Samore predicted at the time, even though he had not joined the Obama administration then that he believed "one of the early decisions Obama will make is to seek Senate ratification of the CTBT because the Obama administration will want to demonstrate very early that they are restoring American leadership in the international arms control area."

He said if and when the US Senate ratifies it, "there will inevitably be pressure on other countries like China and India and Pakistan to ratify the treaty."

Samore, now working with influential US lawmakers and their aides to push for Senate ratification, said: "The Chinese have said privately that if America ratifies the CTBT, we (that is Beijing) will. So, if they go ahead with that, then India will naturally be the next big country people will focus on and the Indian government will have to make a decision."

"I don't think it's a question of sort of American pressure on India as it will be international pressure on India. People would say if all the other big countries have joined the CTBT, why not India," he predicted.

Leonard Weiss, the author of the US Nonproliferation Act of 1978, when he served as staff director of both the Senate Subcommittee on Energy and Nuclear Proliferation and the Committee on Governmental Affairs then chaired by Senator John Glenn, told rediff.com that he had been closely following "the dust-up over the 1998 test results," and that interestingly it had similarities with the US experience during its early years of testing.

Weiss, now among many other things, a consultant to the Lawrence Livermore National Laboratory, which tracks classified data on nuclear weapons programmes worldwide, said, "I have no independent information to say whether one side or the other is correct. But it was the US experience early in the testing programmes for new warheads that each test raised questions that the weapon scientists said required more tests before the warhead was 'certified' for reliability and inclusion in the arsenal."

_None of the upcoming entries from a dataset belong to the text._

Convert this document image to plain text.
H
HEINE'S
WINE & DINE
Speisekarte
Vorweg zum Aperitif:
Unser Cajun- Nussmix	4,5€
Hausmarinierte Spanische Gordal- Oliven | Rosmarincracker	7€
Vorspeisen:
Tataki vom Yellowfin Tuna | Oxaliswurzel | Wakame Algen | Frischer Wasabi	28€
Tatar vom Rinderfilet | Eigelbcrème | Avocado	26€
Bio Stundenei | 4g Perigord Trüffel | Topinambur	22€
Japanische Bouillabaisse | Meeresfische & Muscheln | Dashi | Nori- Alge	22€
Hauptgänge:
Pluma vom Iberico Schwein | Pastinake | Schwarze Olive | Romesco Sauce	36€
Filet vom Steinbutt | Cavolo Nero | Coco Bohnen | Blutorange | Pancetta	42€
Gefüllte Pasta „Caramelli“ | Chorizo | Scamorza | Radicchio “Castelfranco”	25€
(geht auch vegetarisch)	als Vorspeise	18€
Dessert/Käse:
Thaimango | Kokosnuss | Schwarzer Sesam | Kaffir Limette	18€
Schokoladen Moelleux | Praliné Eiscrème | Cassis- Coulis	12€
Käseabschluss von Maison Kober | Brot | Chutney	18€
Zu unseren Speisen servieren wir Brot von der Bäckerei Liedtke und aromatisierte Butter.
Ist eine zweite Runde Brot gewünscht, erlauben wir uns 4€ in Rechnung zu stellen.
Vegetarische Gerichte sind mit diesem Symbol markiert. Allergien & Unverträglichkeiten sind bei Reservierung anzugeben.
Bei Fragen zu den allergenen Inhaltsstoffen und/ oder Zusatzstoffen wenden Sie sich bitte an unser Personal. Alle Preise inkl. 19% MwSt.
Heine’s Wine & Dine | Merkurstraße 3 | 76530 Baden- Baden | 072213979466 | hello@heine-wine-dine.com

"I have no doubt that, in the case of the US, more tests were requested and performed than were needed," and quipped, "if a scientist's career depends on weapons tests, he or she is likely to support more testing, and the US spared no expense when it came to the weapons labs."

Weiss, however, acknowledged: "The Indian case presents a more complicated situation because, in the absence of information as to the level of Indian sophistication in the area of weapon simulation -- Indian claims notwithstanding -- it is hard to judge whether sufficient data was collected from Pokhran II to make further testing unnecessary from a weapon designer's perspective."

"Of course, from a more general perspective, the Indian weapon programme has produced sufficiently good weapons -- they did go 'bang' at Pokhran II -- to provide a nuclear deterrent that only insane fools or idiots would ignore."

Weiss, who was also a vehement opponent of the Indo-US nuclear deal, along with the likes of Samore and Einhorn -- now the senior nonproliferation adviser to Secretary of State Hillary Clinton, said: "On that basis alone, India ought to sign the CTBT," but reiterated that "India has the same problem that the US does when it comes to testing."

"There will always be credentialed scientists insisting that more testing is needed to ensure reliability and safety, regardless of the real security situation or how low the likelihood of a nuclear war. And the weapon scientists in India, as is still the case in the US -- but decreasingly -- have too much sway in determining national security policy, while the political class is too afraid of challenging their judgment at a time when there is much security concerns among the populace."

Weiss said, "That's why those of us, who opposed the Indo-US nuclear agreement felt that the refusal of the Indian negotiators to give any quarter on the issue of testing meant that India would probably test again at some point, though the purpose would likely be mostly political rather than technologically substantive."

"I still believe in Indo-US technological cooperation, but I also think nuclear trade should wait until such time as India feels comfortable signing the CTBT and stops producing nuclear material for weapons." Weiss said, "The claim by some Indian scientists that India's computer simulation codes are sufficient for future improvements in weapon design only adds to the argument for the CTBT."